Karl Banghard: Weil das Bild, das Filme und selbst manche Schulbücher von den Germanen zeichnen, mehr als 80 Jahre alt ist – also unglaublich muffig. Da werden immer die gleichen, längst überholten Grunderzählungen reproduziert.

Zum Beispiel?

Nehmen wir die Netflix-Serie "Barbaren". Da erzeugen die Macher zwar ganz passable, wissenschaftsnahe Bilder von den Römern, von den Germanen dagegen ganz und gar nicht. Deren Kleidung folgt der Schlamm-und-Leder-Logik, nach dem Motto: Völlig egal, was die anhaben, denn das sind ja Barbaren. Hauptsache dreckig, wild und irgendwie primitiv. Im Prinzip gibt es heute zwei Germanenbilder, die sich immer weiter voneinander entkoppeln: Das Mainstream-Bild, in dem alte Klischees permanent neu aufgelegt werden, und das wissenschaftliche Bild, in dem Forschende neue Erkenntnisse zusammentragen.

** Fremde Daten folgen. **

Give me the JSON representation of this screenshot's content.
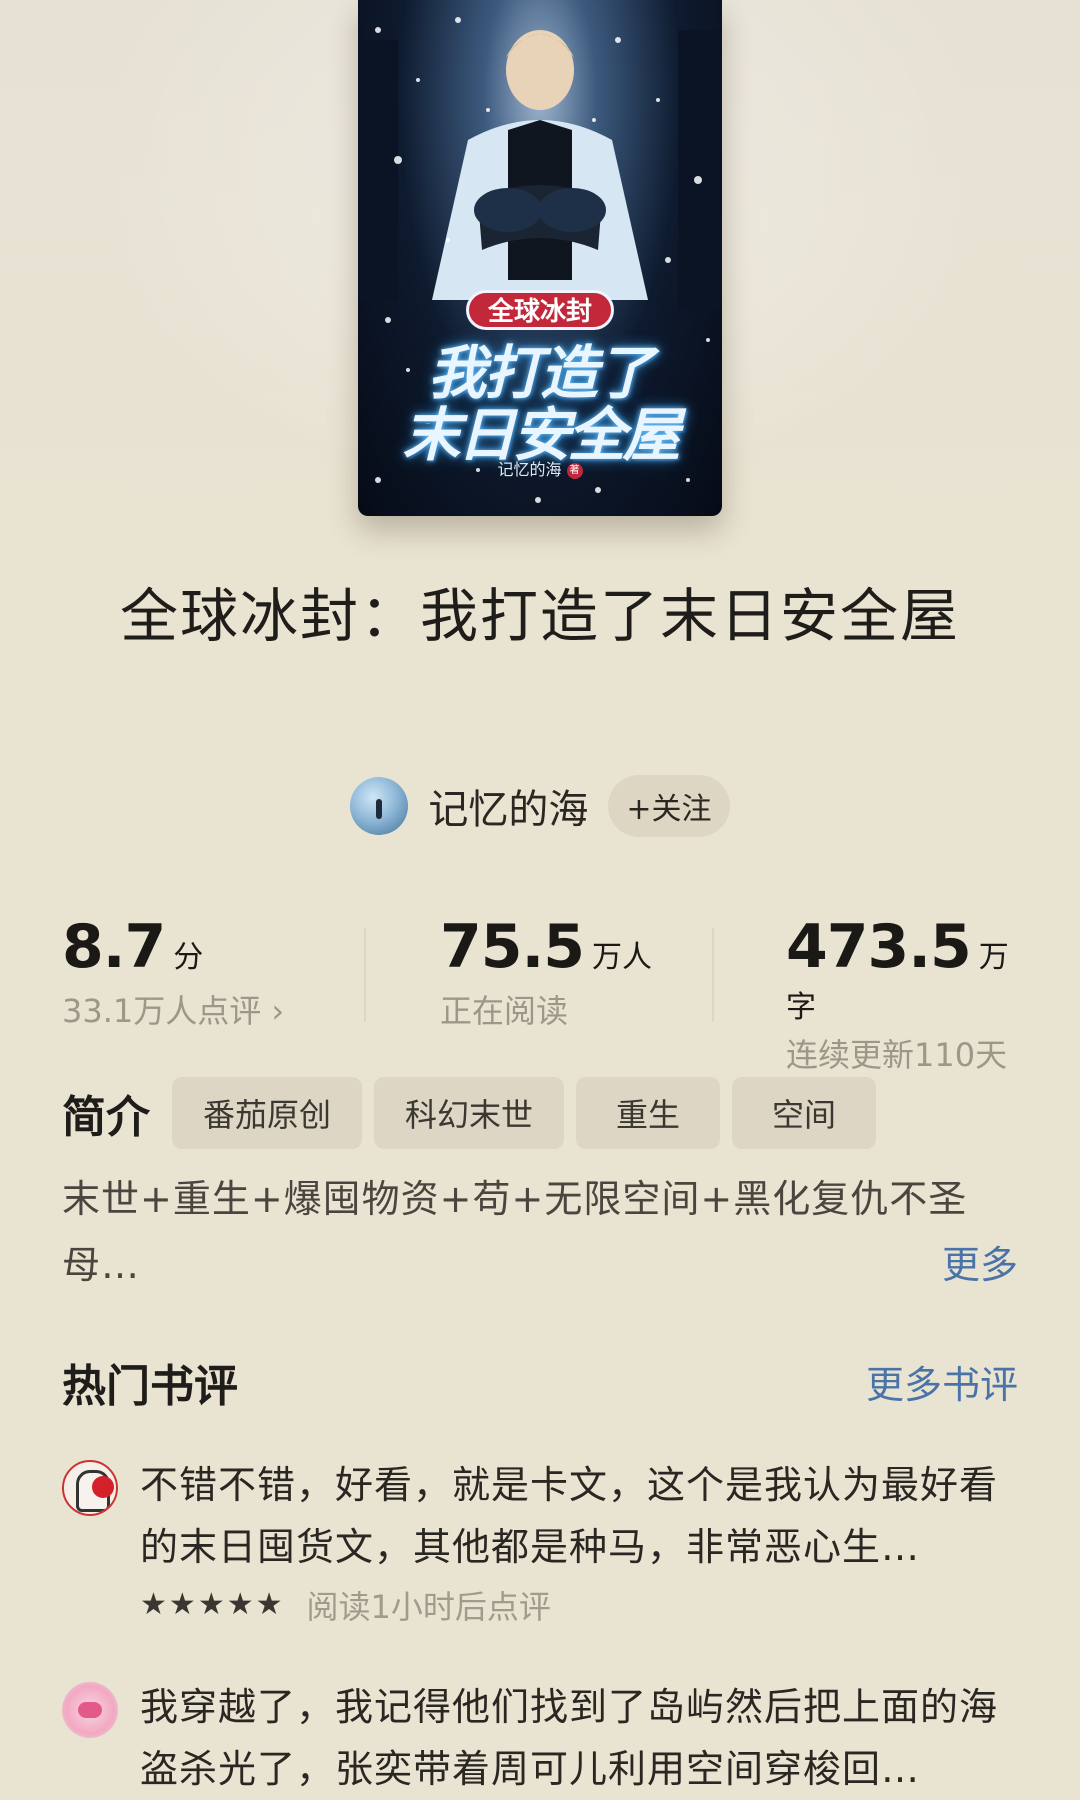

Wie sahen die Germanen denn wirklich aus?

Abgefahrener! Wir wissen zum Beispiel, dass manche Germanen-Frauen – heute würden wir sagen: aus der gehobenen Mittelschicht – Hochsteckfrisuren mit Fremdhaar und zusammengenähten Zöpfen trugen. Ihre Kleidung war nicht erdfarben, sondern quietschbunt. Warum sieht man so was denn nicht in Schulbüchern und Filmen? Auch haben die Germanen keineswegs in völlig kahlen Häusern gelebt. Die Wände waren mit Teppichen geschmückt, und natürlich gab es Möbel wie Hocker und Sitzbänke. Außerdem müssen die Germanen-Darstellungen dringend entschmuddelt werden: Die Menschen hockten gewiss nicht permanent im Dreck.

Bunte Stoffe in einer Holzhütte
Graue Vorzeit? Von wegen: Germanen experimentierten mit Farben. Frauen trugen Kleider aus bunten Stoffen
© Roman Pawlowski für GEO

Welche anderen hartnäckigen Germanen-Stereotypen sollten wir schleunigst vergessen?

Dass die Germanen eine völlig eigenständige Religion hatten, die getrennt von der römischen zu sehen ist. Wir wissen heute, dass Germanen in verschiedenen Regionen sogenannte Matronen als lokale Muttergottheiten anbeteten. Das war kein speziell germanisches Ding, es handelte sich um keltisch-römisch-germanisches Göttersharing. Auch werden immer mehr römische Götterstatuetten in germanischen Siedlungsgebieten gefunden, etwa von Merkur, Mars und Jupiter. Gut möglich, dass Germanen sogar römische Gottheiten anbeteten. Allzu lange haben Altertumsforscher eine vermeintlich germanische "Volksreligion" skizziert und das Trennende gegenüber anderen Gesellschaften jener Zeit betont. Heute jedoch wird uns immer klarer, dass kultisch damals multikultisch hieß.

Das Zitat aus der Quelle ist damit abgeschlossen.